For this week’s post, I will focus on the recent, groundbreaking breast cancer research coming out of the University of California-Irvine, where a new mammography technique called quantitative spectral mammography is being developed. The research was recently presented by Sabee Molloi, PhD, a professor and vice chairman of research of the University of California, Irvine, at the 54th Annual Meeting of the American Association of Physicists in Medicine (AAPM) in Charlotte, NC, on July 26, 2012. Today’s blog post will focus on the content of that presentation.
Spectral mammography allows the health care provider or researcher to measure breast density, which actually refers to the amount of white area on a breast that, otherwise, appears black on a mammogram. The balance of white and black reflects the breast composition and relative amount of glandular tissue, connective tissue, and adipose tissue in the breast. Over the last 3 decades, studies have established that women with higher breast density have a higher risk of developing breast cancer than women with lower breast density, especially when other risk factors, such as a family history of breast cancer, are present.
“Although breast density is a useful tool for estimating breast cancer risk, it is difficult to accurately measure it,” Dr.
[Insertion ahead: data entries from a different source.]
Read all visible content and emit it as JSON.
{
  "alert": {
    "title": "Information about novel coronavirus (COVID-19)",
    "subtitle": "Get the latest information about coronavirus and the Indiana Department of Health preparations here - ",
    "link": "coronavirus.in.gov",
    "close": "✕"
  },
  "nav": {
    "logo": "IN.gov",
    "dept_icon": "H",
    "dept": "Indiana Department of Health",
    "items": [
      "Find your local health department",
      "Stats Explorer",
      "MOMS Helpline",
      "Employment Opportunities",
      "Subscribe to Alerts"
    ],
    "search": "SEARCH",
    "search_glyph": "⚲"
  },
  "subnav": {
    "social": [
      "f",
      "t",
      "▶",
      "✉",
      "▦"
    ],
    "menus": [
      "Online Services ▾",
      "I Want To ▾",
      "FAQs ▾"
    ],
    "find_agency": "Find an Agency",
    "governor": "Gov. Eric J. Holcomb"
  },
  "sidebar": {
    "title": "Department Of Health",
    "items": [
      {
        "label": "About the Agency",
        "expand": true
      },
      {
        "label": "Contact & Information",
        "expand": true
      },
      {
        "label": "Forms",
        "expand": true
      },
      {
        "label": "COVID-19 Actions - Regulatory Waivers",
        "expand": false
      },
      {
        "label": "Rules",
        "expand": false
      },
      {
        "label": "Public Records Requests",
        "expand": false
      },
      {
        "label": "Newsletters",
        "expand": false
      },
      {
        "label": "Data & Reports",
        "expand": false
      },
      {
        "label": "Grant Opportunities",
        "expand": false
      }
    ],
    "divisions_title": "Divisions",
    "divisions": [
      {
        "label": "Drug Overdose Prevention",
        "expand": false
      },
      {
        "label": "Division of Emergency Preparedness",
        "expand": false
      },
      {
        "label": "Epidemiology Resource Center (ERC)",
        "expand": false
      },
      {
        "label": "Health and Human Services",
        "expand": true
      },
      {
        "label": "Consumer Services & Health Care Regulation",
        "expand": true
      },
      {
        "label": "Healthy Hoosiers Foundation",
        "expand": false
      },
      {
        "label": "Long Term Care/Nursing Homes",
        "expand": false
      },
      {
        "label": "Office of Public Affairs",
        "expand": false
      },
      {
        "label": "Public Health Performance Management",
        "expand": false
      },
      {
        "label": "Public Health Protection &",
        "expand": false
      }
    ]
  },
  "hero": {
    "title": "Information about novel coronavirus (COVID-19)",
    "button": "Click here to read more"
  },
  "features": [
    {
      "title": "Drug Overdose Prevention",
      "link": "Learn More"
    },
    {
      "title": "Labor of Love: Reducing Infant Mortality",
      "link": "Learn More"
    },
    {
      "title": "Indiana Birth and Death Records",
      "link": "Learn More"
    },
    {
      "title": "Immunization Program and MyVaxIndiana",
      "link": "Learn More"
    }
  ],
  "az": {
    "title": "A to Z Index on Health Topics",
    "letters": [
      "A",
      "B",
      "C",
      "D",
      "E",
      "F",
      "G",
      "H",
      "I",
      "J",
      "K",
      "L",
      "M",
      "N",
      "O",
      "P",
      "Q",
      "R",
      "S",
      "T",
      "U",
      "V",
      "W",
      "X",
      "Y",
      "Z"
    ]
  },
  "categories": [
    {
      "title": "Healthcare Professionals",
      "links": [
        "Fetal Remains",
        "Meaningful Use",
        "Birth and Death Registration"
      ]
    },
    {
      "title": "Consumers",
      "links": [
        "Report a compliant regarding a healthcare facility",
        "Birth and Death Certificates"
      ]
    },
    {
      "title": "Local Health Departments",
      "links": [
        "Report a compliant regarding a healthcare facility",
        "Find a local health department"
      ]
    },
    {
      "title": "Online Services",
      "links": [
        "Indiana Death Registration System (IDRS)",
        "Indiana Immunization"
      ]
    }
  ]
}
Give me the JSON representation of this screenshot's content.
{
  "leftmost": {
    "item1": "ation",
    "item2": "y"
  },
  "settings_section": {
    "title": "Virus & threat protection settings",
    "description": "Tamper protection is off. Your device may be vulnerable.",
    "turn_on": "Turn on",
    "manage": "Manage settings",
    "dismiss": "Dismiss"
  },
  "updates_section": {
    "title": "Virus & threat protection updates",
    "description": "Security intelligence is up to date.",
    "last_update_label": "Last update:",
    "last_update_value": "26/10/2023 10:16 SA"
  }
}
Molloi explained in his presentation. “In traditional aerial measurements, one can measure the breast pixels on the actual mammogram to project an image of the compressed breast…this method ignores the 3-D character of a real breast, making all aerial measurements of mammograms look identical to each other.” He further explains that, in order to measure volumetric breast density, it is necessary to know the glandular and adipose tissue content in each pixel. This information is not possible to ascertain from a standard mammogram and, therefore, difficult to obtain in practice.
“Spectral mammography allows the image to be viewed at two different energy levels, instead of just one, helping quantify the density of a woman’s breasts and, in turn, her relative risk. The higher sensitivity of this technology can help to identify high risk breast cancer patients,” said Dr. Molloi in his presentation.
Molloi’s group at UC-Irvine has created a method that measures volumetric breast density in a spectral mammography system using low-dose radiography, thus allowing women to have more frequent mammograms. The group is now conducting pilot studies to evaluate the system in a clinical setting. This technique will be tested for user/radiologist bias, reliability as a statistical tool for estimating breast cancer risk, and more.
Dr. Molloi concluded: “Our quantitative spectral mammography method could become the standard of care for the women at high risk for developing cancer who could benefit from more frequent mammograms.”
Readers, how will spectral mammography impact the way you diagnose and monitor breast cancer in your own practice?